One of the consistent themes of the Four Gospels is the theme of the “inept response.” Most often it applies to the 12 apostles who, when taught some important point by the Lord, demonstrate, almost right away, that they don’t get it all.
No one place in the gospels is more thick with the inept response than at the Last Supper. It was nothing short of a disaster. The ineptitude is almost comical if it weren’t so sad. If ever the Lord needed his disciples attention and understanding, it was now. But to a man, they let him down. There is squabbling, misunderstanding, argumentativeness and betrayal, all in one evening.
Indeed it was so awful that one could hardly have faulted the Lord for saying, “That’s it Father, I’ve had it with them, I’m coming straight home!” Praise God he chose to die for the likes of us.
And lest we be too critical of the twelve, we are often like them in many ways.

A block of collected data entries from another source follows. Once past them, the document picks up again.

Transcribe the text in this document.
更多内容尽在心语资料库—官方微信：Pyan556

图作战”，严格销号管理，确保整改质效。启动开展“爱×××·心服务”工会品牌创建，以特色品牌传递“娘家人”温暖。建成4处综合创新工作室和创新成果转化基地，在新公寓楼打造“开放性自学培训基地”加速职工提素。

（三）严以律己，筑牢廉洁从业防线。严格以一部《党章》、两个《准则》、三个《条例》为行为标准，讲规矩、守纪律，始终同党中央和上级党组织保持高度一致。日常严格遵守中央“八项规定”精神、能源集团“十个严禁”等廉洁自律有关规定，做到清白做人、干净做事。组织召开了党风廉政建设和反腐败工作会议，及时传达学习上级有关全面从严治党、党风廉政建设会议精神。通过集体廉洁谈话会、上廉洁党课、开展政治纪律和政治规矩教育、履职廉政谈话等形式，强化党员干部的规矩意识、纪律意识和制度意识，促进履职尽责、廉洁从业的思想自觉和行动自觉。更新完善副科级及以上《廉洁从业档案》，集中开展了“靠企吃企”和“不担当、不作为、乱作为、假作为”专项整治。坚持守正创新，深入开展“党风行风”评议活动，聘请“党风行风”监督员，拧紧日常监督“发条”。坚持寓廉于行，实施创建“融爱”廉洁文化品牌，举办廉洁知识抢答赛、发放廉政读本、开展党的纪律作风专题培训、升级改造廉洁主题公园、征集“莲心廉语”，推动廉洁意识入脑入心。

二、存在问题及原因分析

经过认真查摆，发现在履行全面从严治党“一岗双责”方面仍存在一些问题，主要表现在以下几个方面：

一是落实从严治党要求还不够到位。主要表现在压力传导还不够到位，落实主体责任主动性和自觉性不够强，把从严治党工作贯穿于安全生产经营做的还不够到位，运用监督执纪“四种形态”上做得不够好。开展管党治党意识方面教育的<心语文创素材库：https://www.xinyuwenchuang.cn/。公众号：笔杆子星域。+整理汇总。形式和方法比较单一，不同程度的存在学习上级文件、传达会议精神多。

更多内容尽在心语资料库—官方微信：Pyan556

Indeed, they are us and we are them. And the Lord loved them and us to the end.
On Holy Thursday, let’s examine the sequence of the Last Supper which pretty well illustrates why the Lord had to die for us. We will see how earnest the Lord is about this Last Supper, how he enters it with an intense love for his disciples and a desire that they (we) carefully heed what he is trying to teach them. We shall see however that they (we) show forth a disastrous inattentiveness and a terrible lack of concern for the Lord.